Девушка вздрогнула и подняла на малышку взгляд – та лишь сверлила сестру своим в этой удивительно взрослой, задумчивой манере.

– Не знаю, моя маленькая, – как выразить эту ласку, когда на нее нет ни слов, ни сил, ни малейшего дозволения? Лада подошла к Ине и, погладив по голове, скользнула мимо нее в их общую комнату, полутемную в летних сумерках, – не знаю. – Внутри внезапно стало пусто и гулко, только бился, конвульсивно сжимаясь, какой-то холодный комок на уровне живота. Девушка опустилась на одно колено и неловко, словно пугливо прижала девчушку к себе.

Дело ведь не только в Ие.

Странным оказалось и осознание этой волны эмоций, что захлестнула ее с головой от услышанной новости. Почему? Ведь и не такое случалось в жизни, да и не такое делала, согнув собственную волю, а теперь вдруг такой закатила концерт, что хоть стой, хоть падай. Словно какой спусковой крючок нажали внутри, разблокировав эту многотонную стену, что отделяла ее всю жизнь от внешнего мира.
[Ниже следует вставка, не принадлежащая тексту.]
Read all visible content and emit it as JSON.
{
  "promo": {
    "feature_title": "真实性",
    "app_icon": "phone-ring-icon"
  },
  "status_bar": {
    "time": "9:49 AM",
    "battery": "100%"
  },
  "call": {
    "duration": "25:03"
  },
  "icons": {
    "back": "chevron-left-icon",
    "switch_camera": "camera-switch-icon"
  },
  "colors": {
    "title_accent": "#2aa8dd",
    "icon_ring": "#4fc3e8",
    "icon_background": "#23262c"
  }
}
Тесная, захламленная лоджия и тонкая сигарета в дрожащих пальцах. И шум улицы, словно где-то в отдалении, мутным пятном на краю сознания. Гудки в телефонной трубке.

Пропади все пропадом.

– Алло? – И словно дрожью по телу.

– Ия… – шепот Лады звенел дрожью. – Ия, можешь говорить?

– Здравствуйте… – осторожничает. – А что случилось? – Лада буквально увидела перед глазами её чуть нахмурившееся лицо, тонкие темные брови, съехавшие на переносицу против всех Уставов, какой она бывала только в убежище, когда разговор заводил девочек в совсем уже бунтарские и беззаконные дебри.